Permits are not required for filming activities such as: News and gathering of news related stories and other types of documentaries not requiring the use of actors, models, sets, or props.
I wouldn’t consider my project “commercial filming.” I am not doing this film with any intention of making money off of it. The purpose is to get these stories told and find a way to keep these camps. I intend to send it to lawmakers and get it screened in film festivals in Michigan and the Midwest. If some distribution company wants to buy it and put it on DVD for millions to see, great more viewers! If not, no big deal. I am not making this film to get rich (or even make a dollar). I love storytelling and filmmaking and this subject is something I’m passionate about.
After a couple emails back and forth the Ottawa National Forest office sent me a Photography and Filming Request application to fill out to determine whether or not I need a permit to film my documentary. A lot of it was difficult to fill out as there is no company attached to this film (it’s just me!) and I don’t have a shooting schedule yet. Mother Nature will dictate that. Please don’t let it be a rainy spring!

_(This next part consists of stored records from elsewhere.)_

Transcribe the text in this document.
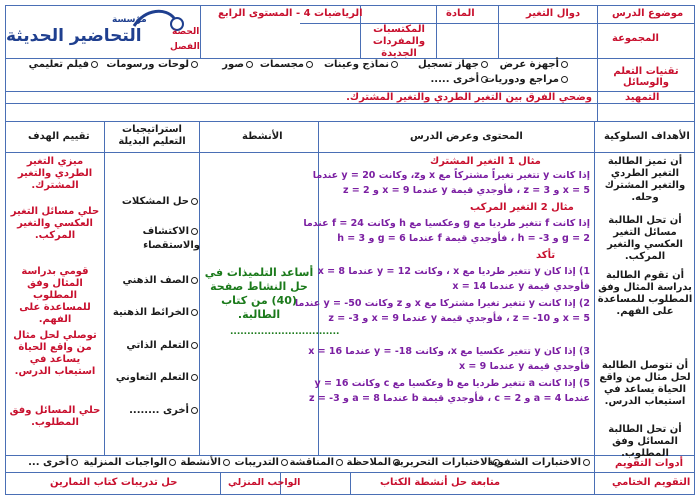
مؤسسة
التحاضير الحديثة
موضوع الدرس
دوال التغير
المادة
الرياضيات 4 - المستوى الرابع
المجموعة
المكتسبات والمفردات الجديدة
الحصة
الفصل
تقنيات التعلم والوسائل
أجهزة عرض
جهاز تسجيل
نماذج وعينات
مجسمات
صور
لوحات ورسومات
فيلم تعليمي
مراجع ودوريات
أخرى .....
التمهيد
وضحي الفرق بين التغير الطردي والتغير المشترك.
الأهداف السلوكية
المحتوى وعرض الدرس
الأنشطة
استراتيجيات التعليم البديلة
تقييم الهدف
أن تميز الطالبة التغير الطردي والتغير المشترك وحله.
أن تحل الطالبة مسائل التغير العكسي والتغير المركب.
أن تقوم الطالبة بدراسة المثال وفق المطلوب للمساعدة على الفهم.
أن تتوصل الطالبة لحل مثال من واقع الحياة يساعد في استيعاب الدرس.
أن تحل الطالبة المسائل وفق المطلوب.
مثال 1 التغير المشترك
إذا كانت y تتغير تغيراً مشتركاً مع x وz، وكانت y = 20 عندما
x = 5 و z = 3 ، فأوجدي قيمة y عندما x = 9 و z = 2
مثال 2 التغير المركب
إذا كانت f تتغير طرديا مع g وعكسيا مع h وكانت f = 24 عندما
g = 2 و h = -3 ، فأوجدي قيمة f عندما g = 6 و h = 3
تأكد
1) إذا كان y تتغير طرديا مع x ، وكانت y = 12 عندما x = 8
فأوجدي قيمة y عندما x = 14
2) إذا كانت y تتغير تغيرا مشتركا مع x و z وكانت y = -50 عندما
x = 5 و z = -10 ، فأوجدي قيمة y عندما x = 9 و z = -3
3) إذا كان y تتغير عكسيا مع x، وكانت y = -18 عندما x = 16
فأوجدي قيمة y عندما x = 9
5) إذا كانت a تتغير طرديا مع b وعكسيا مع c وكانت y = 16
عندما a = 4 و c = 2 ، فأوجدي قيمة b عندما a = 8 و z = -3
أساعد التلميذات في حل النشاط صفحة (40) من كتاب الطالبة.
................................
حل المشكلات
الاكتشاف والاستقصاء
الصف الذهني
الخرائط الذهنية
التعلم الذاتي
التعلم التعاوني
أخرى ........
ميزي التغير الطردي والتغير المشترك.
حلي مسائل التغير العكسي والتغير المركب.
قومي بدراسة المثال وفق المطلوب للمساعدة على الفهم.
توصلي لحل مثال من واقع الحياة يساعد في استيعاب الدرس.
حلي المسائل وفق المطلوب.
أدوات التقويم
الاختبارات الشفوية
الاختبارات التحريرية
الملاحظة
المناقشة
التدريبات
الأنشطة
الواجبات المنزلية
أخرى ...
التقويم الختامي
متابعة حل أنشطة الكتاب
الواجب المنزلي
حل تدريبات كتاب التمارين
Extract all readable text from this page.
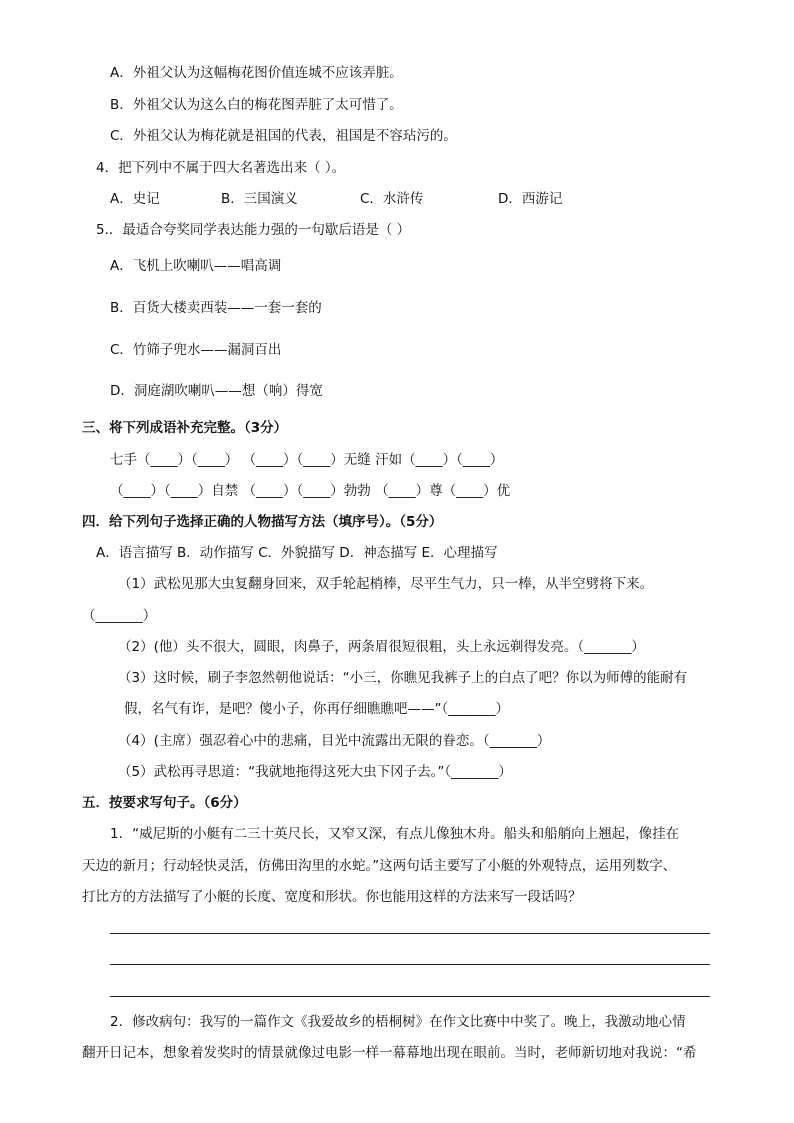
A．外祖父认为这幅梅花图价值连城不应该弄脏。
B．外祖父认为这么白的梅花图弄脏了太可惜了。
C．外祖父认为梅花就是祖国的代表，祖国是不容玷污的。
4．把下列中不属于四大名著选出来（ ）。
A．史记	B．三国演义	C．水浒传	D．西游记
5.．最适合夸奖同学表达能力强的一句歇后语是（ ）
A．飞机上吹喇叭——唱高调
B．百货大楼卖西装——一套一套的
C．竹筛子兜水——漏洞百出
D．洞庭湖吹喇叭——想（响）得宽
三、将下列成语补充完整。（3分）
七手（____）（____） （____）（____）无缝 汗如（____）（____）
（____）（____）自禁 （____）（____）勃勃 （____）尊（____）优
四．给下列句子选择正确的人物描写方法（填序号）。（5分）
A．语言描写 B．动作描写 C．外貌描写 D．神态描写 E．心理描写
（1）武松见那大虫复翻身回来，双手轮起梢棒，尽平生气力，只一棒，从半空劈将下来。
（_______）
（2）(他）头不很大，圆眼，肉鼻子，两条眉很短很粗，头上永远剃得发亮。（_______）
（3）这时候，刷子李忽然朝他说话：“小三，你瞧见我裤子上的白点了吧？你以为师傅的能耐有
假，名气有诈，是吧？傻小子，你再仔细瞧瞧吧——”（_______）
（4）(主席）强忍着心中的悲痛，目光中流露出无限的眷恋。（_______）
（5）武松再寻思道：“我就地拖得这死大虫下冈子去。”（_______）
五．按要求写句子。（6分）
1．“威尼斯的小艇有二三十英尺长，又窄又深，有点儿像独木舟。船头和船艄向上翘起，像挂在
天边的新月；行动轻快灵活，仿佛田沟里的水蛇。”这两句话主要写了小艇的外观特点，运用列数字、
打比方的方法描写了小艇的长度、宽度和形状。你也能用这样的方法来写一段话吗？
2．修改病句：我写的一篇作文《我爱故乡的梧桐树》在作文比赛中中奖了。晚上，我激动地心情
翻开日记本，想象着发奖时的情景就像过电影一样一幕幕地出现在眼前。当时，老师新切地对我说：“希
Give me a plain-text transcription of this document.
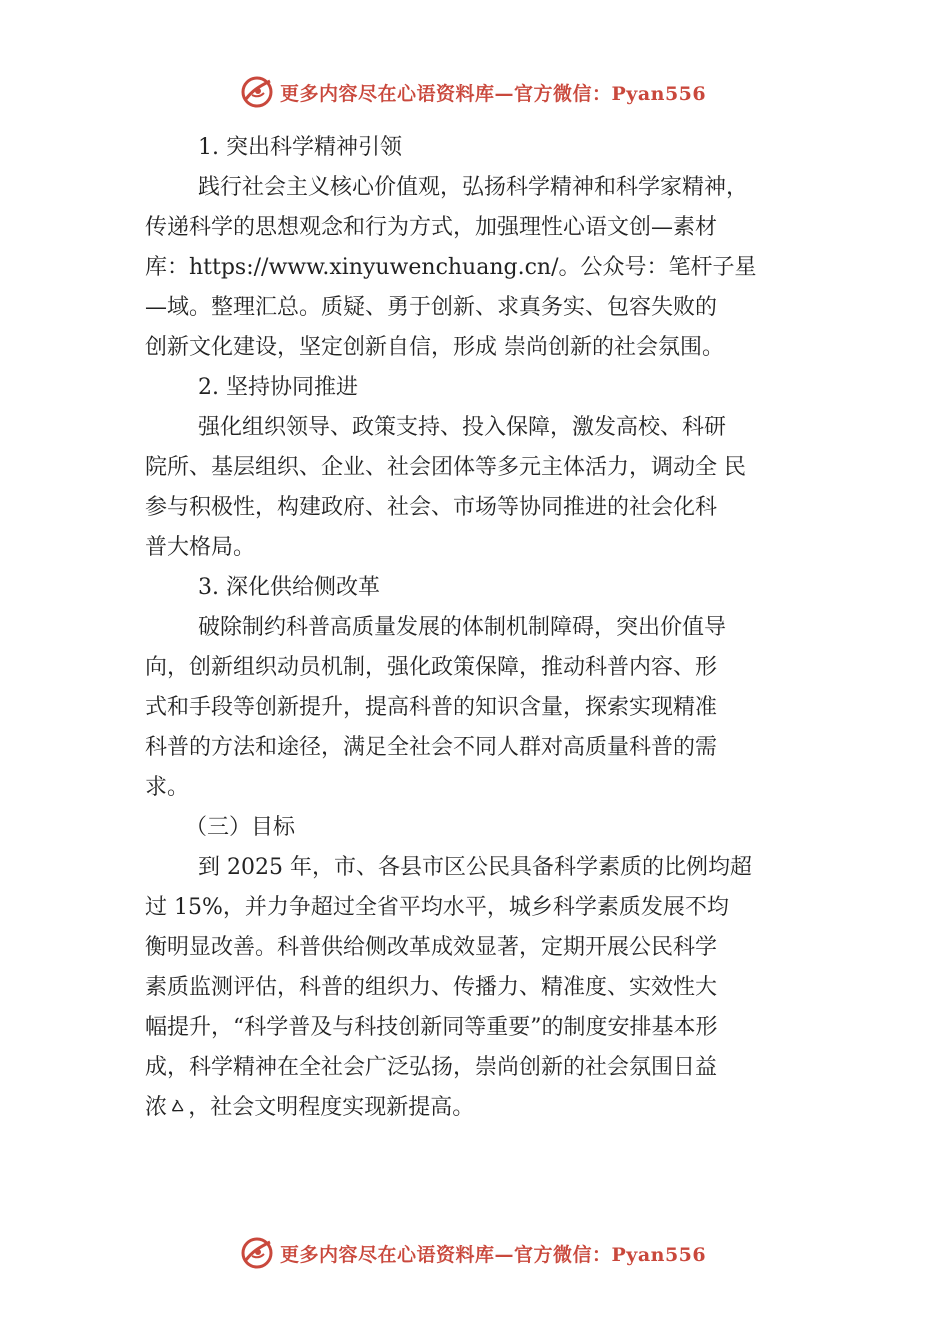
更多内容尽在心语资料库—官方微信：Pyan556
1. 突出科学精神引领
践行社会主义核心价值观，弘扬科学精神和科学家精神，
传递科学的思想观念和行为方式，加强理性心语文创—素材
库：https://www.xinyuwenchuang.cn/。公众号：笔杆子星
—域。整理汇总。质疑、勇于创新、求真务实、包容失败的
创新文化建设，坚定创新自信，形成 崇尚创新的社会氛围。
2. 坚持协同推进
强化组织领导、政策支持、投入保障，激发高校、科研
院所、基层组织、企业、社会团体等多元主体活力，调动全 民
参与积极性，构建政府、社会、市场等协同推进的社会化科
普大格局。
3. 深化供给侧改革
破除制约科普高质量发展的体制机制障碍，突出价值导
向，创新组织动员机制，强化政策保障，推动科普内容、形
式和手段等创新提升，提高科普的知识含量，探索实现精准
科普的方法和途径，满足全社会不同人群对高质量科普的需
求。
（三）目标
到 2025 年，市、各县市区公民具备科学素质的比例均超
过 15%，并力争超过全省平均水平，城乡科学素质发展不均
衡明显改善。科普供给侧改革成效显著，定期开展公民科学
素质监测评估，科普的组织力、传播力、精准度、实效性大
幅提升，“科学普及与科技创新同等重要”的制度安排基本形
成，科学精神在全社会广泛弘扬，崇尚创新的社会氛围日益
浓ㅿ，社会文明程度实现新提高。
更多内容尽在心语资料库—官方微信：Pyan556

If it is decided that I need a permit we will have to figure out if I need a permit for each day I plan to shoot or for the year. Then I need to insure the project and the United States and the Forest Service as additional insured. And there might be a fee(s) for this permit. Other National Forests out west charge fees of $150-$300 per day! Reminder this isn’t Hollywood filming a documentary here!!
My permit application says it can take 10 days to 3 weeks to obtain a permit. Let’s hope they decide my project falls under “other types of documentaries not requiring the use of actors, models, sets, or props” and determine I don’t need one!